For packages not in the catalog, use `external effects` declarations in your project's spec file.

## Commands

```sh
gleam run -m graded check [directory]         # enforce check annotations (default)
gleam run -m graded infer [directory]         # infer and write effects annotations
gleam run -m graded format [directory]        # normalize .graded file formatting
gleam run -m graded format --check [directory] # verify formatting (CI mode)
gleam run -m graded format --stdin            # format from stdin (editor integration)
```

## Limitations

graded performs **syntax-level analysis** using [glance](https://hexdocs.pm/glance/) — it walks the AST without type information. This keeps the tool simple and avoids depending on compiler internals, but comes with trade-offs:

- **Function references passed as values are not tracked.** If you write `list.map(items, io.println)`, graded sees `list.map` (pure) but doesn't recognize that `io.println` carries `[Stdout]` — it's passed as a value, not called. The effect is lost. Inline anonymous functions (`list.map(items, fn(x) { io.println(x) })`) work correctly because graded sees the `io.println` call directly in the function body.

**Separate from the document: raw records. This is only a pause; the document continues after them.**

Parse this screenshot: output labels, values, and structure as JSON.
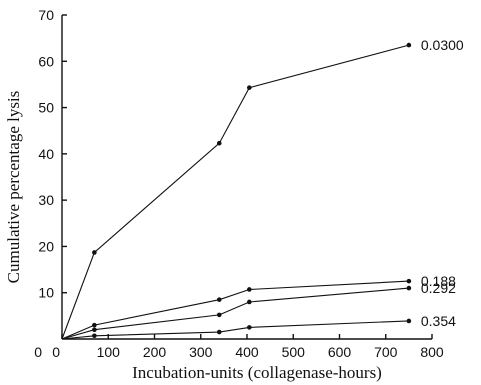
{
  "chart_data": {
    "type": "line",
    "title": "",
    "xlabel": "Incubation-units (collagenase-hours)",
    "ylabel": "Cumulative percentage lysis",
    "xlim": [
      0,
      800
    ],
    "ylim": [
      0,
      70
    ],
    "xticks": [
      0,
      100,
      200,
      300,
      400,
      500,
      600,
      700,
      800
    ],
    "yticks": [
      0,
      10,
      20,
      30,
      40,
      50,
      60,
      70
    ],
    "grid": false,
    "legend": "none",
    "series": [
      {
        "name": "0.0300",
        "x": [
          0,
          70,
          340,
          405,
          750
        ],
        "y": [
          0,
          18.7,
          42.3,
          54.3,
          63.5
        ]
      },
      {
        "name": "0.188",
        "x": [
          0,
          70,
          340,
          405,
          750
        ],
        "y": [
          0,
          3.0,
          8.5,
          10.7,
          12.5
        ]
      },
      {
        "name": "0.292",
        "x": [
          0,
          70,
          340,
          405,
          750
        ],
        "y": [
          0,
          2.0,
          5.2,
          8.0,
          11.0
        ]
      },
      {
        "name": "0.354",
        "x": [
          0,
          70,
          340,
          405,
          750
        ],
        "y": [
          0,
          0.7,
          1.5,
          2.5,
          3.9
        ]
      }
    ]
  }
}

- **No effect polymorphism.** You can't express "this function has whatever effects its argument has." Each `check` annotation declares a specific combination of parameter bounds. There's no way to write a generic `map(f: [e]) : [e]` — you'd need separate annotations for each concrete effect set.

- **Cross-module resolution requires `graded infer` first.** If module A calls module B, B's effects are only available after `graded infer` writes B's `.graded` file. Once `graded infer` has been run, transitive chains of any depth resolve in a single pass — modules are processed in topological order over the import graph, so each module sees its dependencies' effects before being analysed itself.

- **External code is opaque.** Erlang/JavaScript FFI implementations, pre-compiled dependencies without `.graded` files, and dynamically dispatched calls cannot be analyzed. Use `external effects` declarations to annotate these manually.

In practice, the common patterns (inline callbacks, direct calls, pipe chains) are handled correctly. The main gap is function references passed to higher-order functions — a pattern that can be worked around by inlining the callback or adding explicit annotations.

## Future work

### Effect polymorphism

The current parameter bounds system requires concrete effect sets. A polymorphic system would allow effect variables:

```
effects map(f: [e]) : [e]
```

This would let one signature express that `map` propagates whatever effects its callback has, eliminating the need for per-use-case annotations. The checker would need effect unification — at each call site, bind `e` to the concrete effects of the argument and propagate upward.

### Typed AST integration

The root cause of most limitations is the lack of type information. If the Gleam compiler exposed typed AST metadata (expression types, resolved function references), graded could:

- Track effects of function references passed as values (knowing that `io.println` in `list.map(items, io.println)` is a function with `[Stdout]`)
- Resolve field calls without requiring explicit type annotations on parameters
- Eliminate false `[Unknown]` results from indirect calls

These two features — effect polymorphism and typed AST access — together would close the remaining soundness gaps and bring graded from syntax-level approximation to a complete effect system.

### Privacy and information flow checking

The next major feature is **lattice-based privacy tracking** — preventing sensitive data (PII, credentials) from flowing into logs, error messages, or third-party services.

Both checkers share the same theoretical foundation: graded modal type theory (see [THEORY.md](./THEORY.md)). Effects use sets with union; privacy uses lattices with join.